La Iglesia católica ha caído en la cuenta las últimas décadas de cómo se gestaron en su interior abusos sexuales de niños, niñas y adolescentes. Hay avances en comisiones de trabajo, desarrollo de procesos penales canónicos y formulación de protocolos. Debe ser nítida su declaración e intención de que estas cosas no sucedan nunca más. Pero todavía el Código de Derecho Canónico está en deuda con la mirada que hace del abuso: si hoy pone el foco en la falta del consagrado a sus votos o promesas, debe más bien poner atención al daño que ha sido provocado en la víctima. Además, debe caer en la cuenta de que no se trata de un simple «pecado» —que lo es—, sino, además, de «delitos» que deben ser sancionados en el ámbito canónico.
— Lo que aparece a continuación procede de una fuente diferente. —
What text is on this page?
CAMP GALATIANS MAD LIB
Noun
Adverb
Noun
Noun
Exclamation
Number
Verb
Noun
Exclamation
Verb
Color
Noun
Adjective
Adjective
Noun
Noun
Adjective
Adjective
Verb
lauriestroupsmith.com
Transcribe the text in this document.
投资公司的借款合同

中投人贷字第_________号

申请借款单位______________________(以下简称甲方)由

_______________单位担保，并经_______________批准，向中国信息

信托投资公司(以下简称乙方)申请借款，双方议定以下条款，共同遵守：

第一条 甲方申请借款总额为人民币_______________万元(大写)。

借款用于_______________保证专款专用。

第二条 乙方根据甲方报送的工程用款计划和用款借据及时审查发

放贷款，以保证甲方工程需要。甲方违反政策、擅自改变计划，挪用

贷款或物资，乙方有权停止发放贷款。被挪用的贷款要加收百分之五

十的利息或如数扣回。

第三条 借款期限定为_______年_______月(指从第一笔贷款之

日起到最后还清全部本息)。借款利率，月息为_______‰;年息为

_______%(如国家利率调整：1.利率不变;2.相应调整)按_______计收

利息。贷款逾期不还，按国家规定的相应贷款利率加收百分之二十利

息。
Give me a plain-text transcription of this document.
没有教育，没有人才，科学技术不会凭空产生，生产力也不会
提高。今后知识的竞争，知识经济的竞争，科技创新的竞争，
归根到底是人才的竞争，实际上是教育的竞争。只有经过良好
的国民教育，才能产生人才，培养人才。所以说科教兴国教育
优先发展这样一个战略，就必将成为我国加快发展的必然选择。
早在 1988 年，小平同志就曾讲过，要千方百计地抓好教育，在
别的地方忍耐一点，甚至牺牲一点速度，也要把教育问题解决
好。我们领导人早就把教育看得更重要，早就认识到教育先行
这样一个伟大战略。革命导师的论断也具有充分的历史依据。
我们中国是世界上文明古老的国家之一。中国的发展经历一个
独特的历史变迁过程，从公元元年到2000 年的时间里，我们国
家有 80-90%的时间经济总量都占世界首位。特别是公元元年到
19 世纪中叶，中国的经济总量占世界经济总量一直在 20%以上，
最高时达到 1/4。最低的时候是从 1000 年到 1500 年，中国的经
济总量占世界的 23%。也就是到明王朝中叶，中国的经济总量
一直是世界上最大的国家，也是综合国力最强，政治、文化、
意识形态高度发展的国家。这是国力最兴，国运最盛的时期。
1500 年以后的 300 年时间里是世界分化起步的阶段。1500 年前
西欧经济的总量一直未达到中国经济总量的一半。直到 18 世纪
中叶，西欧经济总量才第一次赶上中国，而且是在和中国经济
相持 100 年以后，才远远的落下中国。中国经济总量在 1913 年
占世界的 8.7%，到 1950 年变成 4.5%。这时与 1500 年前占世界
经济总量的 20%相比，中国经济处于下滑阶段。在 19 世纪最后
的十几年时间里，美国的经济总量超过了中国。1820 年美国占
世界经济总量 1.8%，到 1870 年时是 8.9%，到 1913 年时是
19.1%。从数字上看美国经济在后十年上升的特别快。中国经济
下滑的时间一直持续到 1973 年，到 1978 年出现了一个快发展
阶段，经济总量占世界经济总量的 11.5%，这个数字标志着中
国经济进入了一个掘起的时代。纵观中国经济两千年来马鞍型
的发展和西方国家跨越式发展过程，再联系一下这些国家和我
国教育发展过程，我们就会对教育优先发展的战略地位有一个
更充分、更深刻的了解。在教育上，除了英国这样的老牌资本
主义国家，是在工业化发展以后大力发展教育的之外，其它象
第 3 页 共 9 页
En la Iglesia católica el poder es siempre un don entregado para el bien de la comunidad. En el cristianismo la autoridad tiene como fin último el servicio. Es evidente que dentro de la Iglesia hay asimetrías de poder en todas las relaciones y, por lo mismo, son tan graves las utilizaciones de dicho poder en beneficio personal. El propio Jesús, consciente de la seducción que tiene el poder en la psicología humana, da ejemplo poniéndose como esclavo y servidor de sus amigos. En el cristianismo, el buen servidor no se busca a sí mismo, ha purificado sus tendencias egocéntricas y soberbias para buscar el bien de los demás, anunciar a Otro y no a sí mismo. En este sentido, creemos que la Iglesia tiene mucho que mirar sobre el modo como sus miembros y su jerarquía conviven con el poder o caen en prácticas abusivas y, con humildad, tiene mucho que aportar para que la humanidad pueda llevar el poder de manera constructiva y sana.
En esta sociedad, la Iglesia debería ser particularmente cercana a las víctimas de abusos de todo tipo, sanando sus heridas y ayudando a la genuina conversión y arrepentimiento de los victimarios. Del mismo modo, debe colaborar a que se cambien las estructuras sociales que permiten o facilitan abusar.